Simons Vater Cornelis Weiman war an Bord der KLM-Boeing, die am 27. März 1977 bei der Flugzeugkatastrophe auf Teneriffa zerstört wurde. Keiner der Insassen überlebte. Ein halbes Jahr später, am 4. September 1977, wurde Simon in Amsterdam geboren, und weil er keinen Vater mehr hatte, übernahm er schließlich den Friseur-Salon seines Großvaters Jan: „Chez Jean“. Simon wohnt über dem Salon, und die Immobilie gehört ihm. Es fehlt ihm an nichts, zumal er anspruchslos und alles andere als ehrgeizig ist. Deshalb genügen ihm vier Kunden am Tag. Hin und wieder nimmt er einen Mann mit ins Schlafzimmer, aber feste Beziehungen vermeidet er.

Seine Mutter Anja betreut mit ihrer Freundin Henny gemeinsam eine Gruppe geistig behinderter Jugendlicher in der Schwimmhalle. Als Henny kurzerhand mit ihrem neuen Freund, einem schwarz arbeitenden Handwerker, nach Teneriffa fliegt und sich nicht absehen lässt, wann sie zurückkommt, drängt Anja ihren Sohn, für Henny einzuspringen.

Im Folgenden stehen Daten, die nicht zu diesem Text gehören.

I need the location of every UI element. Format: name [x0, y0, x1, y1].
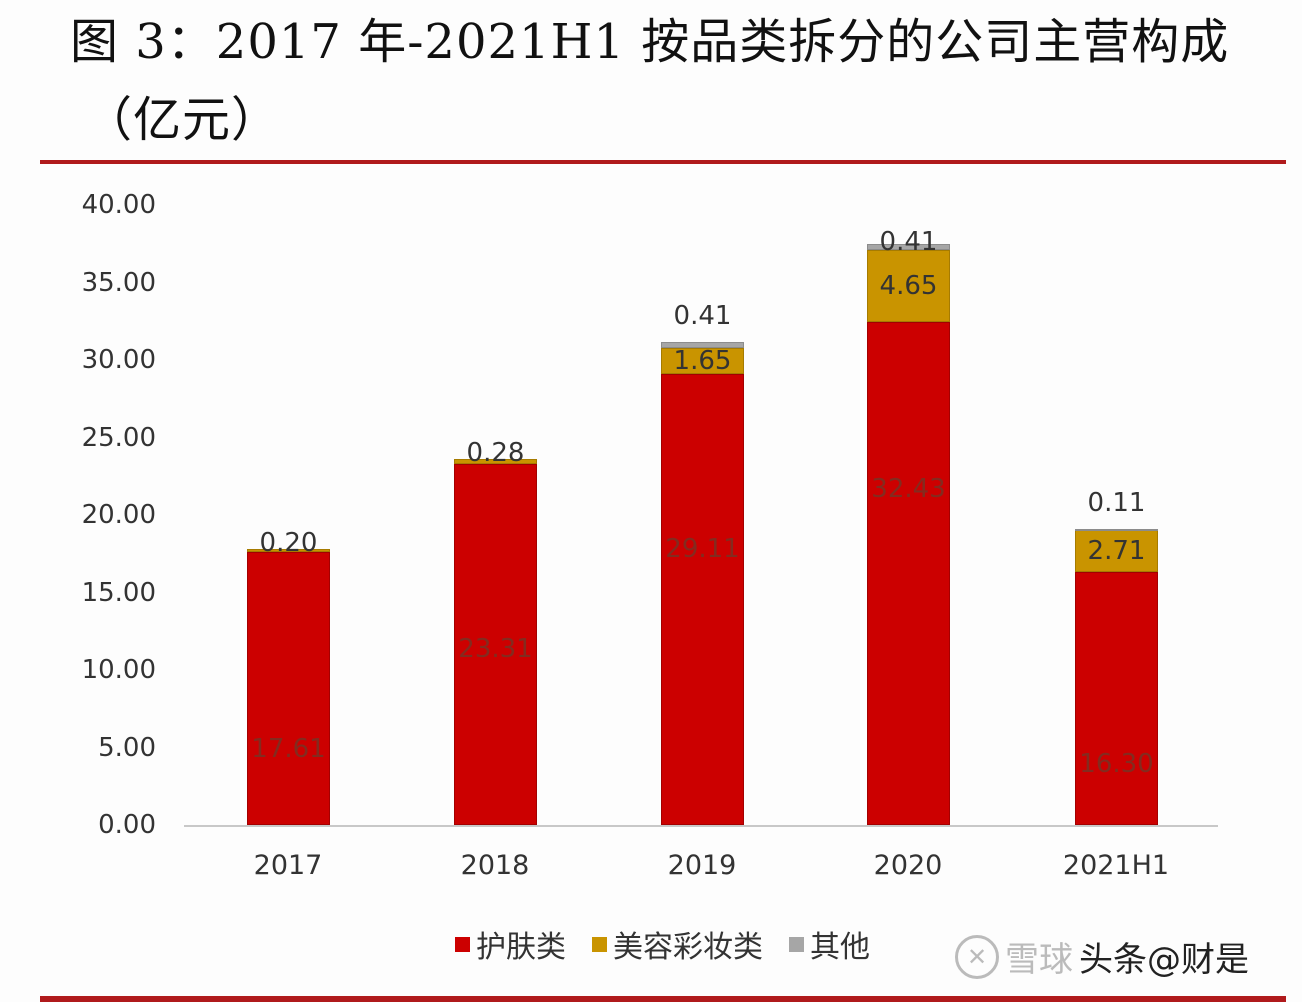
bar-2019: 29.11 1.65 0.41 [661, 0, 744, 1002]
data-label-skincare: 16.30 [1079, 748, 1154, 779]
bar-2021H1: 16.30 2.71 0.11 [1075, 0, 1158, 1002]
bar-segment-makeup [247, 548, 330, 553]
legend-item-skincare: 护肤类 [455, 922, 566, 966]
watermark-text-1: 雪球 [1005, 940, 1073, 980]
bar-2017: 17.61 0.20 [247, 0, 330, 1002]
y-tick-label: 35.00 [81, 267, 156, 298]
watermark: ✕ 雪球 头条@财是 [955, 932, 1249, 981]
bar-segment-other [1075, 528, 1158, 531]
data-label-other: 0.41 [673, 300, 732, 331]
y-tick-label: 20.00 [81, 500, 156, 530]
data-label-skincare: 23.31 [458, 634, 533, 665]
legend-swatch-skincare [455, 936, 470, 952]
bar-segment-skincare [454, 463, 537, 825]
data-label-skincare: 29.11 [665, 534, 740, 565]
x-tick-label: 2017 [253, 850, 323, 881]
x-tick-label: 2020 [873, 850, 943, 881]
x-tick-label: 2019 [667, 850, 737, 881]
bar-segment-makeup [1075, 530, 1158, 573]
data-label-makeup: 4.65 [879, 271, 938, 302]
legend-label-skincare: 护肤类 [476, 930, 566, 965]
bar-segment-makeup [661, 348, 744, 374]
y-tick-label: 0.00 [98, 810, 156, 840]
title-line-2: （亿元） [84, 92, 281, 148]
bar-segment-skincare [661, 373, 744, 825]
y-tick-label: 15.00 [81, 577, 156, 608]
legend-label-other: 其他 [810, 930, 870, 965]
bar-segment-skincare [1075, 572, 1158, 825]
data-label-makeup: 2.71 [1087, 536, 1146, 567]
watermark-text-2: 头条@财是 [1079, 940, 1249, 980]
bar-segment-makeup [867, 250, 950, 323]
bar-segment-skincare [867, 322, 950, 825]
title-line-1: 图 3：2017 年-2021H1 按品类拆分的公司主营构成 [70, 14, 1230, 70]
data-label-other: 0.41 [879, 226, 938, 257]
legend: 护肤类 美容彩妆类 其他 [455, 922, 870, 966]
data-label-makeup: 0.28 [466, 438, 525, 469]
legend-swatch-makeup [592, 936, 607, 952]
x-tick-label: 2018 [460, 850, 530, 881]
y-tick-label: 5.00 [98, 732, 156, 763]
bar-segment-skincare [247, 552, 330, 825]
chart-title: 图 3：2017 年-2021H1 按品类拆分的公司主营构成 （亿元） [70, 6, 1270, 156]
bar-segment-other [867, 243, 950, 251]
y-tick-label: 10.00 [81, 655, 156, 685]
y-tick-label: 40.00 [81, 190, 156, 220]
y-tick-label: 25.00 [81, 422, 156, 453]
legend-swatch-other [789, 936, 804, 952]
data-label-makeup: 0.20 [259, 527, 318, 558]
legend-item-other: 其他 [789, 922, 870, 966]
bottom-divider [40, 996, 1286, 1002]
y-tick-label: 30.00 [81, 345, 156, 375]
bar-segment-other [661, 341, 744, 349]
snowball-logo-icon: ✕ [955, 934, 999, 979]
data-label-makeup: 1.65 [673, 346, 732, 376]
legend-label-makeup: 美容彩妆类 [613, 930, 763, 965]
data-label-other: 0.11 [1087, 487, 1146, 518]
bar-segment-makeup [454, 459, 537, 464]
bar-2018: 23.31 0.28 [454, 0, 537, 1002]
x-tick-label: 2021H1 [1062, 850, 1170, 881]
x-axis-line [184, 825, 1218, 827]
bar-2020: 32.43 4.65 0.41 [867, 0, 950, 1002]
data-label-skincare: 32.43 [871, 473, 946, 504]
legend-item-makeup: 美容彩妆类 [592, 922, 763, 966]
top-divider [40, 160, 1286, 164]
data-label-skincare: 17.61 [251, 733, 326, 764]
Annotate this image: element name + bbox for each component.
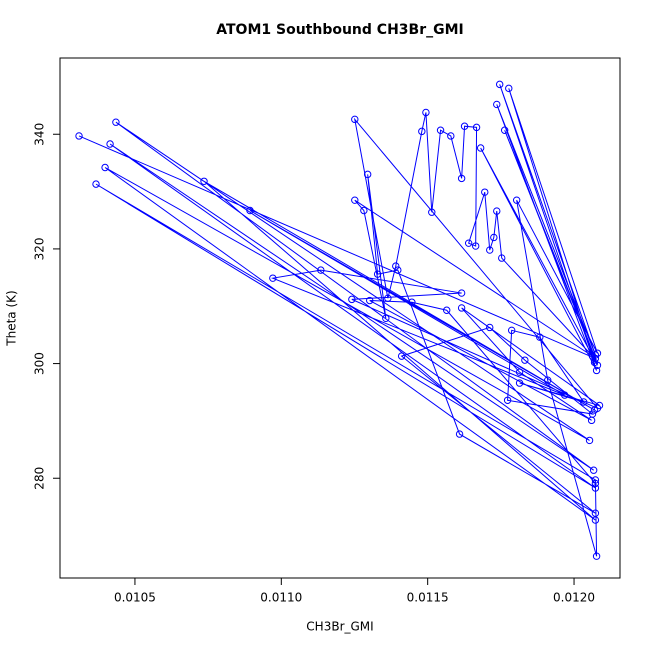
data-point [591,476,600,484]
data-point [580,398,588,406]
data-point [460,122,469,130]
y-axis-label: Theta (K) [5,290,19,346]
data-point [476,144,485,152]
data-point [394,266,402,274]
data-point [317,266,325,274]
data-point [588,352,597,360]
data-point [464,239,473,247]
data-point [408,298,416,306]
data-point [351,115,359,124]
data-point [382,314,390,322]
data-point [428,208,436,216]
data-point [472,123,481,132]
data-point [457,174,466,183]
data-point [592,552,601,560]
data-point [486,246,494,254]
data-point [595,401,604,410]
data-point [585,436,594,445]
data-point [589,466,598,474]
data-point [493,207,501,215]
data-point [422,108,430,117]
data-point [101,163,109,172]
data-point [590,358,599,367]
data-point [591,509,600,517]
data-point [363,170,372,179]
data-point [112,118,120,126]
data-point [591,484,600,492]
data-point [505,84,513,93]
data-point [471,242,480,250]
x-tick-label: 0.0110 [260,591,302,605]
data-point [507,326,516,335]
data-point [457,289,466,297]
data-point [481,188,489,196]
data-point [591,479,600,488]
data-point [503,396,512,404]
data-point [455,430,464,438]
y-tick-label: 320 [33,237,47,260]
data-point [500,126,509,134]
data-point [106,140,114,148]
data-point [75,132,83,140]
data-point [592,366,601,375]
data-point [457,304,466,312]
chart-title: ATOM1 Southbound CH3Br_GMI [216,22,463,38]
data-point [536,333,544,341]
data-point [392,262,400,270]
data-point [512,196,521,204]
data-point [443,306,451,314]
data-point [515,368,524,376]
x-tick-label: 0.0120 [553,591,595,605]
data-point [486,323,494,332]
data-point [397,352,406,360]
plot-frame [59,57,621,579]
data-point [490,233,498,242]
data-point [543,376,552,384]
data-point [418,127,426,136]
data-point [92,180,100,188]
x-axis-label: CH3Br_GMI [306,620,373,634]
data-point [351,196,359,204]
data-point [521,356,529,364]
data-point [269,274,277,282]
data-point [384,294,392,302]
y-tick-label: 300 [33,352,47,375]
data-point [495,80,504,89]
data-point [366,296,374,305]
data-point [493,100,501,109]
x-tick-label: 0.0105 [114,591,156,605]
y-tick-label: 340 [33,123,47,146]
data-point [360,206,368,215]
data-line [78,84,600,557]
data-point [436,126,445,134]
data-point [200,177,208,185]
data-point [348,295,356,304]
data-point [373,270,382,278]
y-tick-label: 280 [33,467,47,490]
data-point [515,379,524,387]
data-point [498,254,506,262]
data-point [447,132,455,140]
data-point [587,416,596,425]
x-tick-label: 0.0115 [407,591,449,605]
data-point [560,391,569,399]
data-point [246,206,254,215]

Der 18-jährige Igor kann zwar nicht sprechen, sieht aber ungewöhnlich gut aus und erinnert Simon an eines seiner Idole, den eleganten russischen Schwimmer Alexander Wladimirowitsch Popow. Anja entgeht nicht, dass ihr Sohn eine Erektion bekommt, als Igor sich im Wasser an ihn klammert.

Im Salon taucht ein ebenfalls schwuler Schriftsteller auf, der Eindrücke für einen geplanten Roman über einen Friseur sammeln möchte. Als er hört, dass Simons Vater nach der Flugzeugkatastrophe auf Teneriffa vor vier Jahrzehnten für tot erklärt wurde, ohne dass seine Leiche identifiziert werden konnte, stellt er dazu Fragen – und weckt nun auch Simons Interesse an den Ereignissen von damals. Er googelt, bis er weiß, wie es zu der Flugzeugkatastrophe kam. Dabei findet er auch heraus, dass Evelyn („Eve“) Meyer (1928 – 1977) unter den Toten war, Playmate vom Juni 1955 und von 1952 bis 1969 mit Russ Meyer verheiratet. Vom Großvater erfährt Simon, dass in der KLM-Maschine auch Jacob Willems war, ein 21-jähriger Praktikant im Friseursalon „Chez Jean“.

Cornelis

Cornelis Weiman schleicht sich aus dem Haus und fährt mit dem Praktikanten seines Vaters Jan zum Flughafen Schiphol. Jakob Willems gehört zu einer Reisegesellschaft der Holland International Travel Group, die eine KLM-Boeing gechartert hat. Der schwule 21-Jährige überredete Simon, mitzukommen, und Cornelis Weiman bekam ohne Weiteres einen Platz als Einzelreisender in der Maschine.

Weil der Zielflughafen auf Gran Canaria gesperrt ist, wird die KLM-Maschine am 27. März 1977 nach Teneriffa umgeleitet. Die Stunden bis zum Weiterflug verbringen die Fluggäste in der Wartehalle des Flughafens Los Rodeos. Aber in dieser Zeit kommt Cornelis zur Besinnung – und als das Boarding erfolgt, bleibt er zurück.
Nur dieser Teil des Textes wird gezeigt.